Let $(g, Y)$ and $(h, Z)$ be two Hausdorff compactifications of $X$.
We have that $(g, Y)$ is equivalent to $(h, Z)$ if $\exists \text{ homeomorphism } \pi : Z \to Y$ such that $\pi \circ h = g$ by definition.
If this is the case, then if $f$ extends to $Y$ so there is a continuous $F:Y \to \Bbb{R}$ such that $F \circ g = f$ we see that $F \circ \pi$ extends $f$ to $Z$. Similarly the symmetrical case, so we have that if $(h, Z)$ and $(g, Y)$ are equivalent then the sets of bounded continuous real valued functions on $X$ which extend $Y$ and $Z$ coincide.

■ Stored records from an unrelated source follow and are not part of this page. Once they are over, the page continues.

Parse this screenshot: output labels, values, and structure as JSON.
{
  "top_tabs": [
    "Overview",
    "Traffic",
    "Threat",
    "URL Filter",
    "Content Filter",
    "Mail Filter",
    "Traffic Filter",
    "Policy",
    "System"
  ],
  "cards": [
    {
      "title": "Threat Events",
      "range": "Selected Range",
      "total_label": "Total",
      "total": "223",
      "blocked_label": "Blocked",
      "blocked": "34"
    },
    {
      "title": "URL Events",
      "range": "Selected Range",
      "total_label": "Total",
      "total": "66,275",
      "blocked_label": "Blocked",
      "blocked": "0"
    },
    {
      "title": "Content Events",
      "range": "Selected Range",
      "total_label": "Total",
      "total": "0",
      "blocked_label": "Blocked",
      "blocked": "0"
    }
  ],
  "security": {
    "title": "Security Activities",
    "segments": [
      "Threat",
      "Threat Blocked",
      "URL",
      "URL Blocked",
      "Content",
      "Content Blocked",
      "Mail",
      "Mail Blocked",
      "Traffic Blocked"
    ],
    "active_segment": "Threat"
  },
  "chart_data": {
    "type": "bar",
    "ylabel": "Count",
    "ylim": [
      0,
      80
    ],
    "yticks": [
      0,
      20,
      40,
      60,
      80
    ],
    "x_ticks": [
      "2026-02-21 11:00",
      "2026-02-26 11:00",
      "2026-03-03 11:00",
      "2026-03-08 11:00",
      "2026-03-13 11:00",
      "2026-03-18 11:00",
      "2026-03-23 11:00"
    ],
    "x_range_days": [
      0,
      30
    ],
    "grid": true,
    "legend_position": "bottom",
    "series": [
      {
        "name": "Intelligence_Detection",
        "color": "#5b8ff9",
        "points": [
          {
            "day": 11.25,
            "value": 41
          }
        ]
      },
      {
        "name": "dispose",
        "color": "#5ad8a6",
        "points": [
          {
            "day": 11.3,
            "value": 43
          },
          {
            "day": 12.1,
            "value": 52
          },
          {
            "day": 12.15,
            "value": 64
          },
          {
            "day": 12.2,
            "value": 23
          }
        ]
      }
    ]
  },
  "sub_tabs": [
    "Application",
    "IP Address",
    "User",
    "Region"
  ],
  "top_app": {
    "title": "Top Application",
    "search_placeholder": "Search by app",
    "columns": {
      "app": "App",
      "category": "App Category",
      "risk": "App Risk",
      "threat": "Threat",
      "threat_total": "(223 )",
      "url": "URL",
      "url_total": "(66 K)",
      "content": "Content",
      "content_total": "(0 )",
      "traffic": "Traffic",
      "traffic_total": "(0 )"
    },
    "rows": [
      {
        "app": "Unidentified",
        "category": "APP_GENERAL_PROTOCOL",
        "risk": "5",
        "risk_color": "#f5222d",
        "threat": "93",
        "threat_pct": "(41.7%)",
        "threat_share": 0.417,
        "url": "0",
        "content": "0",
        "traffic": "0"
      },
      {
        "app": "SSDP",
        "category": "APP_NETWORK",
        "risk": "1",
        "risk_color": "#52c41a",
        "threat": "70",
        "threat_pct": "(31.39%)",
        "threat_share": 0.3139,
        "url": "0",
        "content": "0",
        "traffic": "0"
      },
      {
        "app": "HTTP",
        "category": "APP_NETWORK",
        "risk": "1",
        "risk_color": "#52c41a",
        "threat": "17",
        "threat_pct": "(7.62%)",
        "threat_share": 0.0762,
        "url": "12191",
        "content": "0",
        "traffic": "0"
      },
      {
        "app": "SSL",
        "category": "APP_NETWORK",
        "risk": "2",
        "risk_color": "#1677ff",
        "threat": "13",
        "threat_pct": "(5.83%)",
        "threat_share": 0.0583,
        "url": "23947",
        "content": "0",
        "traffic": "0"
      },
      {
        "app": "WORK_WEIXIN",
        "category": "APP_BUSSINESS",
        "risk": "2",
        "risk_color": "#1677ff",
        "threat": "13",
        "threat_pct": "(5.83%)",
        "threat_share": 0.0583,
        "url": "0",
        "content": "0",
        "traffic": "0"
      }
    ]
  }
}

I am really struggling to show the converse. Any help would be appreciated.
Embedding is the key to answer your question. For any space $A$ let $C(A)$ denote the $\mathbb{R}$-algebra of continuous bounded real-valued functions on $A$. We can endow it with the $\sup$-norm, but that is irrelevant here.
The embedding $g : X \to Y$ induces the "restriction" $g^\ast : C(Y) \to C(X), g^\ast(\varphi) = \varphi \circ g$ which is a homomorphism of algebras. Define
$$C(X,g) = g^\ast(C(Y)). $$
This is the set of continuous bounded real-valued functions on $X$ which "extend" to $Y$. Since $g(X)$ is dense in $Y$, extensions are unique so that $g^\ast : C(Y) \to C(X,g)$ is an isomorphism. Let $P = \mathbb{R}^{C(X,g)}$ denote the product of copies $\mathbb{R}_\psi$ of the real line indexed by the set of all $\psi \in C(X,g)$. Define
$$u_g : Y \to P, u_g(y) = (\psi'(y))_{\psi \in C(X,g)} ,$$
where $g^\ast(\psi') =\psi$. Then $u_g$ is continuous since $p_\psi \circ u_g = \psi'$ is continuous for all projections $p_\psi : P \to \mathbb{R}_\psi = \mathbb{R}$. Moreover $u_g$ is an injection because for any two distinct $y_1, y_2 \in Y$ there is a continuous $\varphi : Y \to \mathbb{R}$ such that $\varphi(y_1 ) \ne \varphi(y_2)$ (now take $\psi = g^\ast(\varphi)$). Therefore $u_g$ is an embedding because $Y$ is compact. By construction
$$g' = u_g \circ g : X \to P$$
is an embedding such that $\overline{g'(X)} = u_g(Y)$. For $x \in X$ we obtain
$$g'(x) = u(g(x)) = (\psi'(g(x)))_{\psi \in C(X,g)} = (\psi(x))_{\psi \in C(X,g)} .$$
Now consider $h : X \to Z$. By assumption we have $C(X,g) = C(X,h)$. We therefore obtain an embedding $u_h : Z \to P$ such that $\overline{h'(X)} = u_h(Z)$, where $h' = u_h \circ h$. But $g'= h'$ so that $u_g(Y) = u_h(Z)$ and $\pi = u_h^{-1} \circ u_g : Y \to Z$ is the desired homeomorphism.